Travel Management

Krise nur eine nötige Korrektur?

Auf Einladung des Travel Industry Clubs sprachen Branchenprofis über die Zukunft der Geschäftsreise. Für Siemens-Travel-Manager Lutz Stammnitz steht fest: Die Krise bringt Normalität.

Lutz Stammnitz, Leiter Indirekter Materialeinkauf bei Siemens, kann darüber nur lachen. "Die Krise hat uns allen eine dringend nötige Korrektur gebracht", sagt Stammnitz auf einem Networking-Abend des Travel Industry Clubs in Düsseldorf. Bei den Geschäftsreisen schrumpfen wir endlich auf ein vernünftiges Maß zurück." Die so genannten "Skat-Reisen", die sich bei vielen Unternehmen eingeschlichen hätten, gebe es nun nicht mehr: "Statt allein zu reisen haben Business Traveller oft zwei Kollegen mitgenommen, die eigentlich nicht notwendig waren."

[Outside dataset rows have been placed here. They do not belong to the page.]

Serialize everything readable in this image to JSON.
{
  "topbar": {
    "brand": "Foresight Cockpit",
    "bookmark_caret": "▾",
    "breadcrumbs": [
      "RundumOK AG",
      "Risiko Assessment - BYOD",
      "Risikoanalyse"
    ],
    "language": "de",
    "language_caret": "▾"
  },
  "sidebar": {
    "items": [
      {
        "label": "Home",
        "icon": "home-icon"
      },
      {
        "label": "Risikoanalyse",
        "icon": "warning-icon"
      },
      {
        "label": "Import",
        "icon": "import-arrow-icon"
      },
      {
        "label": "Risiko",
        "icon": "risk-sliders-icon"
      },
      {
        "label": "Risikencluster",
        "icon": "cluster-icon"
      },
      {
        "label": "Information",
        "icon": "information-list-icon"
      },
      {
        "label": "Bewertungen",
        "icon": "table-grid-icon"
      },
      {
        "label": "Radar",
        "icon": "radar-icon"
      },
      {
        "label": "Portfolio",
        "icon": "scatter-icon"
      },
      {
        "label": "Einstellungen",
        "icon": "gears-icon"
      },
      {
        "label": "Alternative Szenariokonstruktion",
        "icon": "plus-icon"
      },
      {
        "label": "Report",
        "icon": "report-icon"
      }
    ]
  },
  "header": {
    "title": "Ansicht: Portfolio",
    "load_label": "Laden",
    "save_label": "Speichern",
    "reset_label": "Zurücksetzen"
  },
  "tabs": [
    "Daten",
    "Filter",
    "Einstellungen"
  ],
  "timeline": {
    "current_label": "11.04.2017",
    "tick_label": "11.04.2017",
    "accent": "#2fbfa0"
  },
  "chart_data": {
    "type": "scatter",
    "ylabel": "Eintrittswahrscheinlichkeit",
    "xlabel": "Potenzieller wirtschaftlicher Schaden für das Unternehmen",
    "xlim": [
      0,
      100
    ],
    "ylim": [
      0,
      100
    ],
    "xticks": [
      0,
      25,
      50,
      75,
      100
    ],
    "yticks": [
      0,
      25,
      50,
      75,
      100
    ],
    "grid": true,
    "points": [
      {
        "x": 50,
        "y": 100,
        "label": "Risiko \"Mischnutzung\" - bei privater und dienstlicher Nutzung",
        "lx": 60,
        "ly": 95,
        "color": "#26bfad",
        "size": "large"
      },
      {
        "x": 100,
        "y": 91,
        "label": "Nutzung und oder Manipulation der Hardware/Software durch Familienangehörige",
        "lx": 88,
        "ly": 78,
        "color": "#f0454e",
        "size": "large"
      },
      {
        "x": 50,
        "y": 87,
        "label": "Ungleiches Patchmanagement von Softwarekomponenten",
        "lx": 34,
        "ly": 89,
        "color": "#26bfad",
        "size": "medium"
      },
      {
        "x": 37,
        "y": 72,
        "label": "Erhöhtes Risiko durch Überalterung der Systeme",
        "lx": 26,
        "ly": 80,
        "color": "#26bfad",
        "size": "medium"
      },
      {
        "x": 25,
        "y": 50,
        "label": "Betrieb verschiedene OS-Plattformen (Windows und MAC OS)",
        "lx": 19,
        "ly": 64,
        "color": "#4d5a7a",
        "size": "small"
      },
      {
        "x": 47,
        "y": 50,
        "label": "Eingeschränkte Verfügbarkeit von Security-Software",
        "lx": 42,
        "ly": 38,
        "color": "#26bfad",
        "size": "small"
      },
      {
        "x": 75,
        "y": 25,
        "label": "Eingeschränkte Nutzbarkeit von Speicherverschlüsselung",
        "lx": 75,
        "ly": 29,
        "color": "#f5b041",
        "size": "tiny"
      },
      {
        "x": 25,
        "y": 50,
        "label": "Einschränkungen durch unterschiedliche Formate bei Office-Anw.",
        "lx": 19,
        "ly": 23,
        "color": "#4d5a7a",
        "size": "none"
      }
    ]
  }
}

Der Münchner Konzern hat seinen Worten zufolge 25 bis 30 Prozent seiner Business-Trips eingespart. Reiseverbote gebe es aber nur für unternehmensinterne Standorteisen. "Bei Kundenkontakten haben wir nicht einen einzigen Euro gekürzt", versichert Stammnitz.

Als Krisengewinner sieht sich - trotz Passagierrückgangs und Kapazitätskappung - die Fluglinie Air Berlin. In der Krise habe die Gesellschaft ihrem Konkurrenten Lufthansa deutlich Marktanteile im Business Travel abspenstig gemacht. "Viele Firmenkunden sind von Lufthansa zu uns gewechsel", sagt Air-Berlin-Vertriebsdirektor Detlef Altmann in Düsseldorf. Sein Kollege Tobias Ruoff vom Mietwagenanbieter Hertz berichtet, dass sein Unternehmen einen Anstieg der Langzeitmieten feststelle, während zugleich ein klarer Spartrend festzustellen sei: "Wir spüren eine neue Bescheidenheit. Große Autos sind nicht mehr populär."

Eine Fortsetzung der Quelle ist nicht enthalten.